Bir başka senaryo da, emniyete ve yargıya büyük ölçüde hakim olduğu iddia edilen cemaat ile AKP arasında bir iktidar kavgası olduğuydu.
Bütün bu senaryolar ve gelişen olaylardan sonra geldiğimiz noktaya bakacak olursak; öncelikle barışçıl bir çözüme karşı olan, bu kaotik ortamdan beslenenler bu işten kazançlı çıktı. Keza ilk günden itibaren Ergenekon ve benzeri davalara inatla karşı duran, yok sayan, daha olmadı sulandırmaya çalışan Ergenekoncular, vesayetçiler, darbe yanlıları bu durumdan en çok sevinenler, oldular.

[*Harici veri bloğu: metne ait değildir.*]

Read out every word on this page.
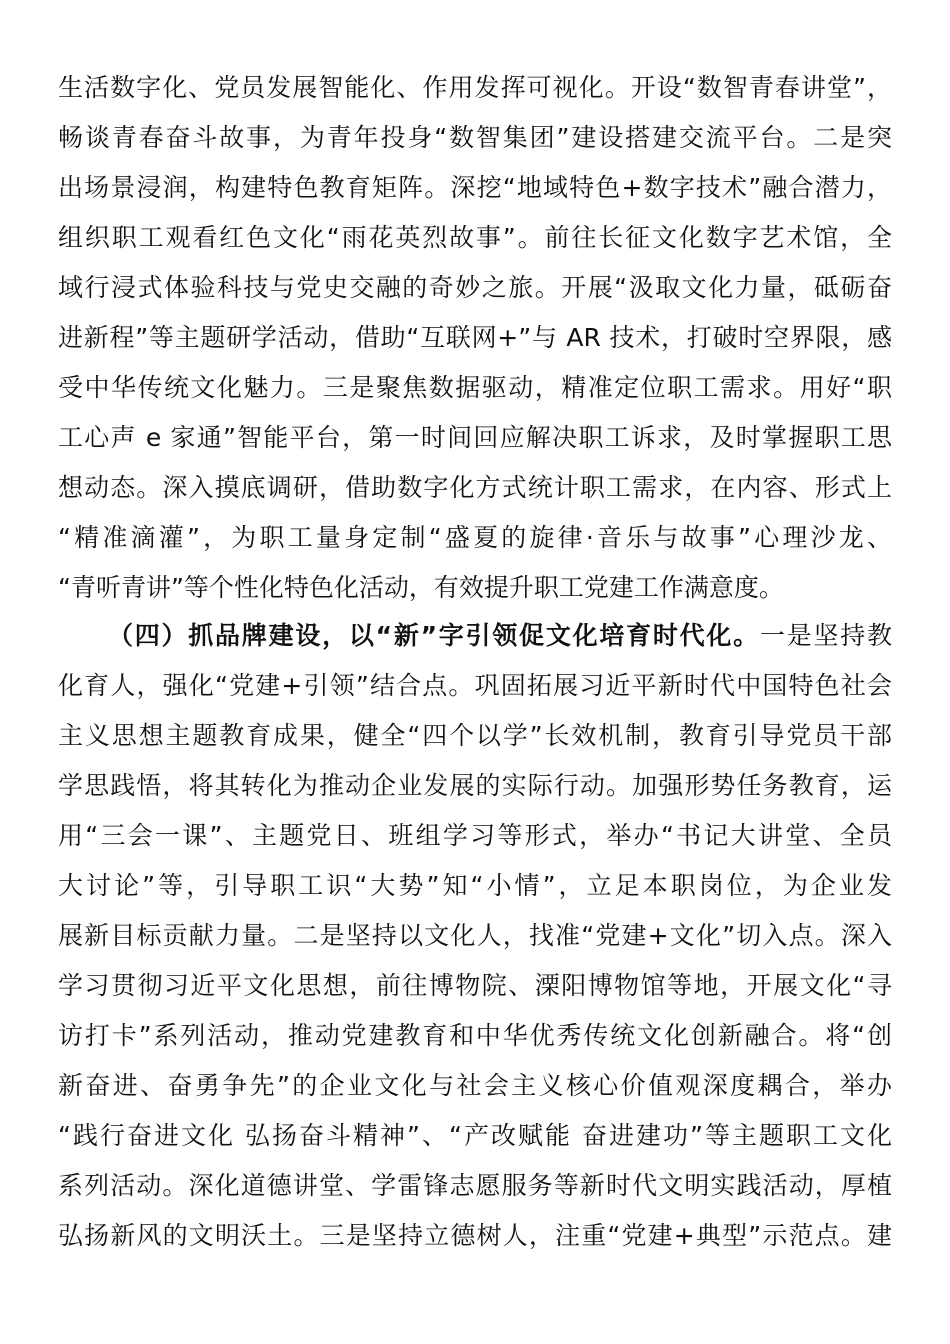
生活数字化、党员发展智能化、作用发挥可视化。开设“数智青春讲堂”，
畅谈青春奋斗故事，为青年投身“数智集团”建设搭建交流平台。二是突
出场景浸润，构建特色教育矩阵。深挖“地域特色+数字技术”融合潜力，
组织职工观看红色文化“雨花英烈故事”。前往长征文化数字艺术馆，全
域行浸式体验科技与党史交融的奇妙之旅。开展“汲取文化力量，砥砺奋
进新程”等主题研学活动，借助“互联网+”与 AR 技术，打破时空界限，感
受中华传统文化魅力。三是聚焦数据驱动，精准定位职工需求。用好“职
工心声 e 家通”智能平台，第一时间回应解决职工诉求，及时掌握职工思
想动态。深入摸底调研，借助数字化方式统计职工需求，在内容、形式上
“精准滴灌”，为职工量身定制“盛夏的旋律·音乐与故事”心理沙龙、
“青听青讲”等个性化特色化活动，有效提升职工党建工作满意度。
（四）抓品牌建设，以“新”字引领促文化培育时代化。一是坚持教
化育人，强化“党建+引领”结合点。巩固拓展习近平新时代中国特色社会
主义思想主题教育成果，健全“四个以学”长效机制，教育引导党员干部
学思践悟，将其转化为推动企业发展的实际行动。加强形势任务教育，运
用“三会一课”、主题党日、班组学习等形式，举办“书记大讲堂、全员
大讨论”等，引导职工识“大势”知“小情”，立足本职岗位，为企业发
展新目标贡献力量。二是坚持以文化人，找准“党建+文化”切入点。深入
学习贯彻习近平文化思想，前往博物院、溧阳博物馆等地，开展文化“寻
访打卡”系列活动，推动党建教育和中华优秀传统文化创新融合。将“创
新奋进、奋勇争先”的企业文化与社会主义核心价值观深度耦合，举办
“践行奋进文化 弘扬奋斗精神”、“产改赋能 奋进建功”等主题职工文化
系列活动。深化道德讲堂、学雷锋志愿服务等新时代文明实践活动，厚植
弘扬新风的文明沃土。三是坚持立德树人，注重“党建+典型”示范点。建
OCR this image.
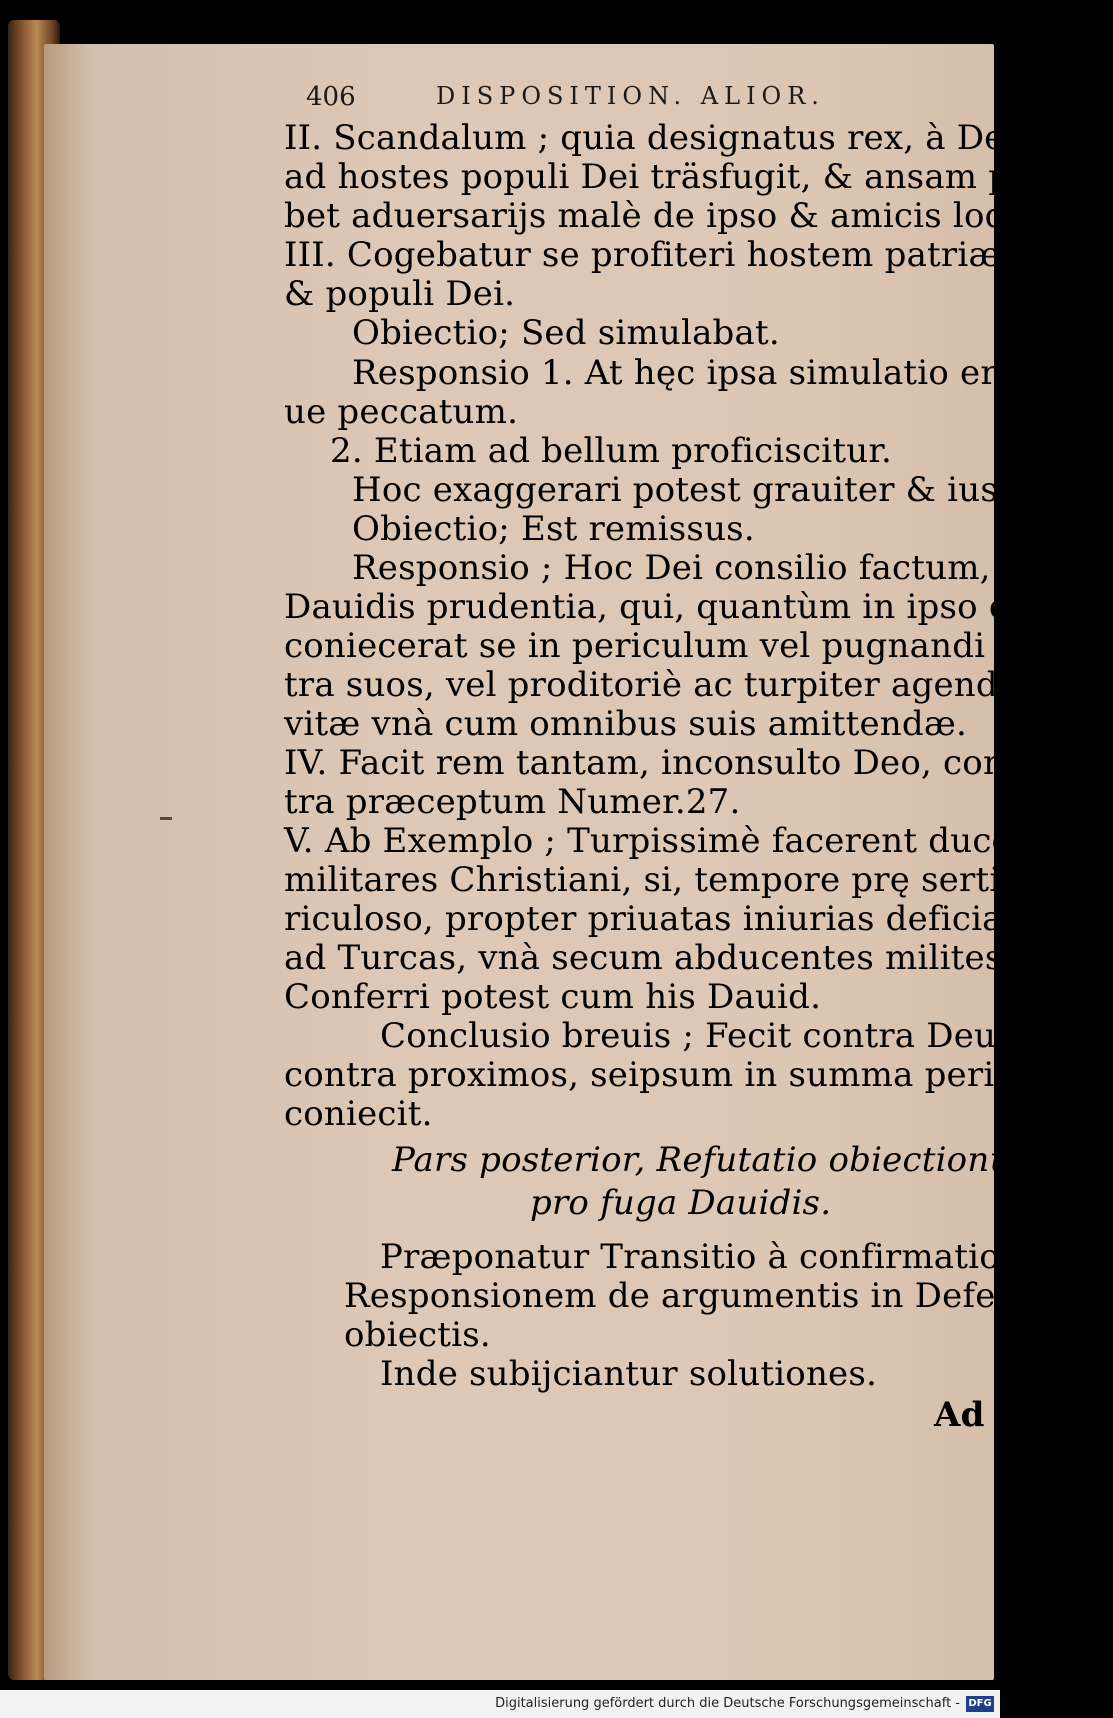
406	DISPOSITION. ALIOR.
II. Scandalum ; quia designatus rex, à Deo
ad hostes populi Dei träsfugit, & ansam præ-
bet aduersarijs malè de ipso & amicis loquēdi.
III. Cogebatur se profiteri hostem patriæ,
& populi Dei.
Obiectio; Sed simulabat.
Responsio 1. At hęc ipsa simulatio erat gra-
ue peccatum.
2. Etiam ad bellum proficiscitur.
Hoc exaggerari potest grauiter & iustè.
Obiectio; Est remissus.
Responsio ; Hoc Dei consilio factum, non
Dauidis prudentia, qui, quantùm in ipso erat,
coniecerat se in periculum vel pugnandi cō-
tra suos, vel proditoriè ac turpiter agendi, vel
vitæ vnà cum omnibus suis amittendæ.
IV. Facit rem tantam, inconsulto Deo, con-
tra præceptum Numer.27.
V. Ab Exemplo ; Turpissimè facerent duces
militares Christiani, si, tempore prę sertim pe-
riculoso, propter priuatas iniurias deficiant
ad Turcas, vnà secum abducentes milites.
Conferri potest cum his Dauid.
Conclusio breuis ; Fecit contra Deum,
contra proximos, seipsum in summa pericula
coniecit.
Pars posterior, Refutatio obiectionum
pro fuga Dauidis.
Præponatur Transitio à confirmatione ad
Responsionem de argumentis in Defensione
obiectis.
Inde subijciantur solutiones.
Ad
Digitalisierung gefördert durch die Deutsche Forschungsgemeinschaft - DFG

En önemlisi de şimdi durumdan vazife çıkartmak için uygun ortam ve zemini yakaladıklarını düşünenler için gün doğdu.
Peki bu kritik eşiği nasıl geçeceğiz?
Yasa değişikliği yaparak, MİT’ in ya da Başbakanın görevlendireceği tüm elemanların soruşturulması, yargılanması için başbakandan izin alınması doğru mu?
Yarın bu yetkinin istismar edilmeyeceği, kötüye kullanılmayacağının garantisi nedir?
Neresinden bakarsanız bakın, sorunlu bir durum var ortada ve acilen çözüm bekliyor.
Ve biz her zaman yaptığımız gibi günlük, anlık, geçici çözümlerle geçiştirmeye çalışıyoruz. Yarın mecliste çıkacak tartışmalar, suçlamalar ve gereksiz polemikleri düşündükçe insan daha çok karamsarlığa düşüyor.
Sorunları bu tür yasal ve zorlama yöntemlerle çözme yerine, bir süredir askıya alınan demokratik adımları atmayı sürdürmek, AB kriterlerini ısrarlı biçimde uygulamaya koymak, devletin içine sızmış tüm karanlık odakları temizlemek, tüm sorunlarımızı hukuk sistemi içerisinde çözmeye çalışmak daha doğru olmaz mı?
İktidarın her fırsatta meclis çoğunluğunu kullanarak otoriter bir anlayışa sürüklenmesi ne kadar yanlışsa, muhalefetin de ülke yararı yerine AKP düşmanlığı üzerinden her fırsatta bu tür konuları siyasi ranta dönüştürmeye çalışması da yanlış ve tehlikelidir.
AKP’nin yargı bağımsızdır deyip, işine gelmediği zaman yargıya müdahalesi ne kadar yanlışsa, muhalefetin şimdiye kadar hep “AKP kendi yargısını oluşturuyor” deyip, bugün aynı yargıya salt AKP’den intikam alma hırsıyla sahip çıkmaya çalışması da o denli yanlış, tehlikeli ve samimi değildir.
Tüm tarafların yaklaşan bölgesel savaşları da dikkate alarak bu tür kavgacı, barışı tehdit eden, demokrasiyi ve özgürlükleri öteleyen politika ve söylemlerden uzak durması gerekir.
Ancak o zaman bu güzel ülke; geçmişinde yaşadığı kötülüklerden, üzerine sinmiş pisliklerden arınır, faili meçhullerden, darbecilerden kurtulur; hak ettiği demokratik bir yönetime kavuşur.
Demokrasi için, özgürlük ve insanca bir yaşam için, inadına ve yılmadan barışı savunmaktan başka çaremiz yok.